MAJIKA
血も止まり、トイレの洗面台で手を洗っていると、扉の向こうで女性の悲鳴が鳴り響く。
「きゃー!!!」
ドン!ガシャン!!
急いで店内に戻ると
そこには
床に倒れた女性。
鼻血を流し、意識を無くした女性は、吐物を撒き散らしながら、壊れたおもちゃのように全身を激しく痙攣させている。よく見ると、隣のテーブルにいた二人組の一人だった。
律子は彼女の元へ駆け寄り、店員に救急車を呼ぶよう促す。
その場に立ちすくむ、友人らしき女性に原因を尋ねるが、「わからない」としか返事は返ってこない。
身体を横にし、ズボンのベルトを緩めていると、ちょうどそこにカホが戻ってきた。
「どした!?」
「原因は分からないけど、突然の発作か、全身の痙攣、意識も失ってる!周りの椅子とテーブルどかして」
「うん、救急車は!?」
「呼んだ!」
5分ほどで痙攣は治まり、呼吸と心音を確認するが、心拍はすでに停止している。
急いで着ているシャツのボタンを全て外し、無駄のない、息の合った動作で、カホと律子の2人が救命処置を行っていると、そこへ救急隊が到着した。
「ご協力、大変感謝いたします。ここからは我々が引き受けますので」
律子は冷静に、そして端的にこれまでの様子と、自分たちが看護師であることを救急隊に伝えると、女性とその友人を乗せた救急車は走り出した。
周りでは、沢山の野次馬が一部始終をスマホ片手に見学していた。
「チッ。マジかコイツら」
「カホっ!」
荒れた店内はしばらくの沈黙を続けたあと、店長らしき男性店員によってアナウンスが入る。

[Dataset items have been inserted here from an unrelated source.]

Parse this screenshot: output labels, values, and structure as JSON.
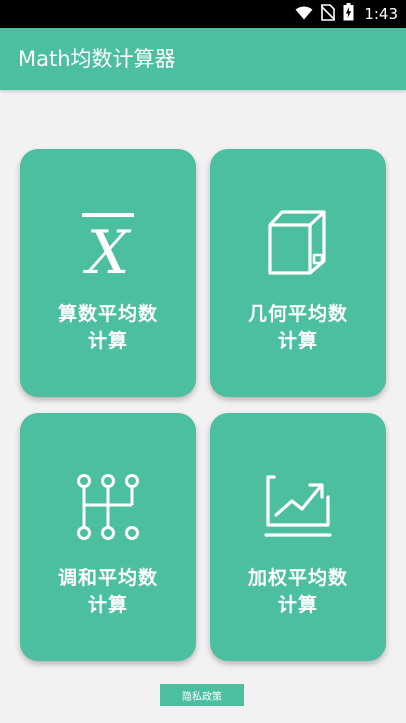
{
  "status_bar": {
    "time": "1:43",
    "icons": [
      "wifi-icon",
      "no-sim-icon",
      "battery-charging-icon"
    ]
  },
  "app_bar": {
    "title": "Math均数计算器"
  },
  "cards": [
    {
      "label": "算数平均数\n计算",
      "icon": "x-bar-icon"
    },
    {
      "label": "几何平均数\n计算",
      "icon": "cube-icon"
    },
    {
      "label": "调和平均数\n计算",
      "icon": "gear-shift-icon"
    },
    {
      "label": "加权平均数\n计算",
      "icon": "trend-chart-icon"
    }
  ],
  "footer": {
    "privacy_label": "隐私政策"
  },
  "colors": {
    "primary": "#4cbfa0",
    "background": "#f2f2f2",
    "status_bar": "#000000",
    "text_on_primary": "#ffffff"
  }
}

「えー、あの、皆さま、大変ご迷惑をお掛けいたしました。ただいま店内を片付けますので、そのままごゆっくりしていただければと思います。なお、ご注文いただきましたお品は順を追って…」
「出よっ」
カホに手を取られ、店を後にする。
「なんか変な夜だね」
「うん…」
「彼女、大丈夫かな…?」
「うん…」
「唇どうしたの?さっきので?」
「ううん…よく分かんない」
「唇切れてて分からないってどういうことよー。ハハ…」
「うーん。なんか調子悪いし、今日は帰るね」
「そだね。家まで送るよ」
「じゃあ甘えちゃいます」
カホの腕をとり、身体を寄せながら帰路につく。